A Better Man

A Better Man

“What would you do if … ? How would you feel if … ?” These questions haunt Chief Inspector Armand Gamache in Louise Penny’s “A Better Man.”

As always, I couldn’t wait to revisit the village of Three Pines in Quebec to see what was going on in the lives of the characters so many have come to love throughout this series.

And there is quite a bit going on. Catastrophic spring flooding is threatening most of Quebec, including Three Pines. Gamache is returning to work with the Surete de Quebec, but is no longer the head of the organization because of questions about his handling of his last major case, one involving drug smuggling. He has accepted the offer to return to his previous position as head of the homicide division. Actually, he is temporarily sharing the post with his son-in-law, Jean–Guy Beauvoir, who’s preparing to move with his wife and child to Paris.

Reaction to Gamache’s return is mixed—most of his peers and bosses are happy to see him, but he is being viciously attacked on social media and by the press. While the authorities struggle to come up with a cohesive plan to curb the flooding and save their cities and citizens, Gamache’s attention is split when he is approached by a co-worker who asks him to help find a missing woman. Her father is frantic to find her, believing her abusive husband responsible, and is difficult to reason with.

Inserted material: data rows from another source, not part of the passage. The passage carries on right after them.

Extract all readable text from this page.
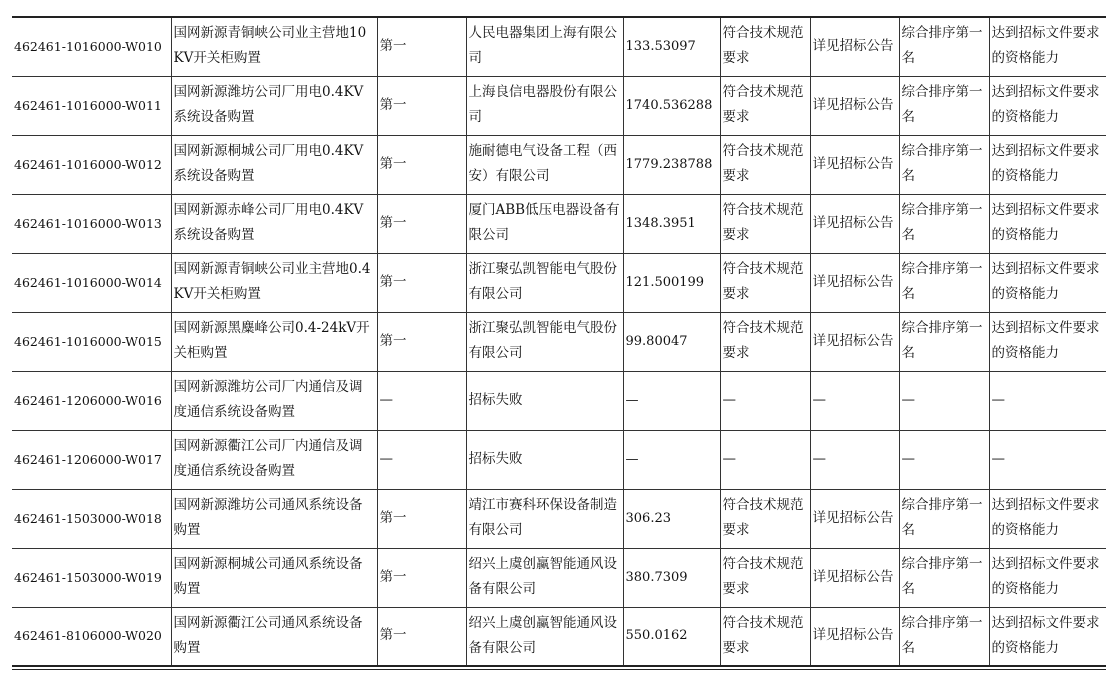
462461-1016000-W010	国网新源青铜峡公司业主营地10KV开关柜购置	第一	人民电器集团上海有限公司	133.53097	符合技术规范要求	详见招标公告	综合排序第一名	达到招标文件要求的资格能力
462461-1016000-W011	国网新源潍坊公司厂用电0.4KV系统设备购置	第一	上海良信电器股份有限公司	1740.536288	符合技术规范要求	详见招标公告	综合排序第一名	达到招标文件要求的资格能力
462461-1016000-W012	国网新源桐城公司厂用电0.4KV系统设备购置	第一	施耐德电气设备工程（西安）有限公司	1779.238788	符合技术规范要求	详见招标公告	综合排序第一名	达到招标文件要求的资格能力
462461-1016000-W013	国网新源赤峰公司厂用电0.4KV系统设备购置	第一	厦门ABB低压电器设备有限公司	1348.3951	符合技术规范要求	详见招标公告	综合排序第一名	达到招标文件要求的资格能力
462461-1016000-W014	国网新源青铜峡公司业主营地0.4KV开关柜购置	第一	浙江聚弘凯智能电气股份有限公司	121.500199	符合技术规范要求	详见招标公告	综合排序第一名	达到招标文件要求的资格能力
462461-1016000-W015	国网新源黑麋峰公司0.4-24kV开关柜购置	第一	浙江聚弘凯智能电气股份有限公司	99.80047	符合技术规范要求	详见招标公告	综合排序第一名	达到招标文件要求的资格能力
462461-1206000-W016	国网新源潍坊公司厂内通信及调度通信系统设备购置	—	招标失败	—	—	—	—	—
462461-1206000-W017	国网新源衢江公司厂内通信及调度通信系统设备购置	—	招标失败	—	—	—	—	—
462461-1503000-W018	国网新源潍坊公司通风系统设备购置	第一	靖江市赛科环保设备制造有限公司	306.23	符合技术规范要求	详见招标公告	综合排序第一名	达到招标文件要求的资格能力
462461-1503000-W019	国网新源桐城公司通风系统设备购置	第一	绍兴上虞创赢智能通风设备有限公司	380.7309	符合技术规范要求	详见招标公告	综合排序第一名	达到招标文件要求的资格能力
462461-8106000-W020	国网新源衢江公司通风系统设备购置	第一	绍兴上虞创赢智能通风设备有限公司	550.0162	符合技术规范要求	详见招标公告	综合排序第一名	达到招标文件要求的资格能力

The Three Pine mysteries are among the finest I’ve ever read. Penny’s writing is masterful, weaving a tight plot with moral dilemmas and characters who are facing life-changing decisions, learning to accept criticism and struggling to be better people. And there is always a wonderful twist near the end. Three Pines may be a charming village, but the goings-on there make for riveting reading. The Bistro is a wonderful gathering place, but this is no cozy mystery.

As the chaos grows and the crises mount, Gamache and his son-in-law face many difficulties, sometimes agreeing, sometimes not, always striving to stay steady in times of chaos. But Beauvoir need look no further, for he will never find a mentor who is “A Better Man.”

Sandy Mahaffey is former Books editor for The Free Lance–Star.